We argued that the risks and challenges of digitally interoperable enterprise architectures that define the environment of contemporary organisations cannot be understood solely by looking at the traditional distinction between hierarchies and markets, but on asynchronous and decentralised interactions over digital networks aided by ICT devices as both the sources and channels of knowledge and information. Associated with that is also a cultural change which requires every individual to make instant decisions and take responsibilities, which directly affects the costs of transacting within such arrangements and the gains that organisations can make.
Co-operation and trust based relationships become essential for the functioning of these new networking technologies and their governance arrangements. Unfortunately, this has not being paralleled by a similar evolution in the relationship between the political and technological domains and thus their governance is incoherent and unbalanced. These processes, however, are difficult to understand just by addressing static transaction costs, but need to incorporate also an understanding of the political costs associated with the enforcement of the standards and policies for the development of networks. These involve shared processes, joint-control and divergent incentive structures.
Therefore, enhancing the integration of information resources may not automatically increase control and reduce risk, but some concepts and heuristics from the governance model we suggest could aid in managing such risk. However, it will be essential to consider the following aspects: a) the networks of firms involved, and how these are organized globally and regionally; b) the distribution of corporate power and the mechanisms of hierarchy and authority within those networks; and c) the institutions (including government and non-government) agencies, that influence strategy in the particular locations absorbed into the chain; and d) the implications of all of these for technological upgrading, value adding and capturing, economic prosperity etc. for the various firms as well as the nations absorbed in these networks.
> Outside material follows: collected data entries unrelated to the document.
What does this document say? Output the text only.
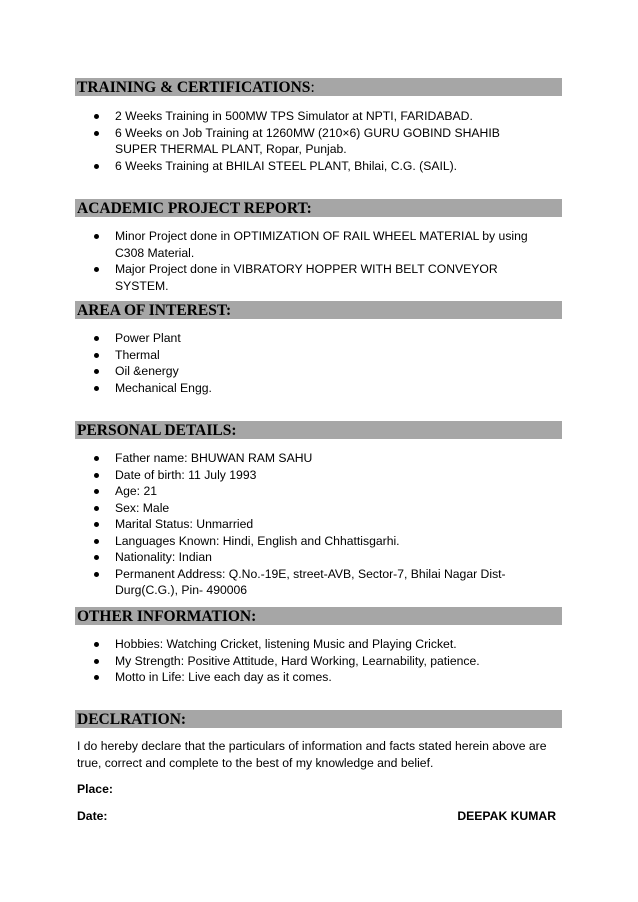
TRAINING & CERTIFICATIONS:
2 Weeks Training in 500MW TPS Simulator at NPTI, FARIDABAD.
6 Weeks on Job Training at 1260MW (210×6) GURU GOBIND SHAHIB SUPER THERMAL PLANT, Ropar, Punjab.
6 Weeks Training at BHILAI STEEL PLANT, Bhilai, C.G. (SAIL).
ACADEMIC PROJECT REPORT:
Minor Project done in OPTIMIZATION OF RAIL WHEEL MATERIAL by using C308 Material.
Major Project done in VIBRATORY HOPPER WITH BELT CONVEYOR SYSTEM.
AREA OF INTEREST:
Power Plant
Thermal
Oil &energy
Mechanical Engg.
PERSONAL DETAILS:
Father name: BHUWAN RAM SAHU
Date of birth: 11 July 1993
Age: 21
Sex: Male
Marital Status: Unmarried
Languages Known: Hindi, English and Chhattisgarhi.
Nationality: Indian
Permanent Address: Q.No.-19E, street-AVB, Sector-7, Bhilai Nagar Dist-Durg(C.G.), Pin- 490006
OTHER INFORMATION:
Hobbies: Watching Cricket, listening Music and Playing Cricket.
My Strength: Positive Attitude, Hard Working, Learnability, patience.
Motto in Life: Live each day as it comes.
DECLRATION:

I do hereby declare that the particulars of information and facts stated herein above are true, correct and complete to the best of my knowledge and belief.

Place:
Date:	DEEPAK KUMAR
To be sure, the development of information infrastructures is the result of contingent, interwoven and dynamic relationships between actors that coordinate over the development and future growth of, for example, the standards to be used in such infrastructure. However, as we hope to investigate in the future, this means looking at environmental externalities and transactions which cannot always be accounted for or measured, but then become relevant for the research and study of networks as well as other emerging configurations across organisational boundaries. This implies that a multi-disciplinary effort towards a new programme of governance in relation to the research and study of Global ICT Programmes is needed to examine the ways in which such programmes are re-defining traditional forms of organisation and governance, which reaches beyond the legal or contractual boundary of organisations and how the risks and challenges associated with the transition towards Global ICT Programmes are understood differently across different countries and domains.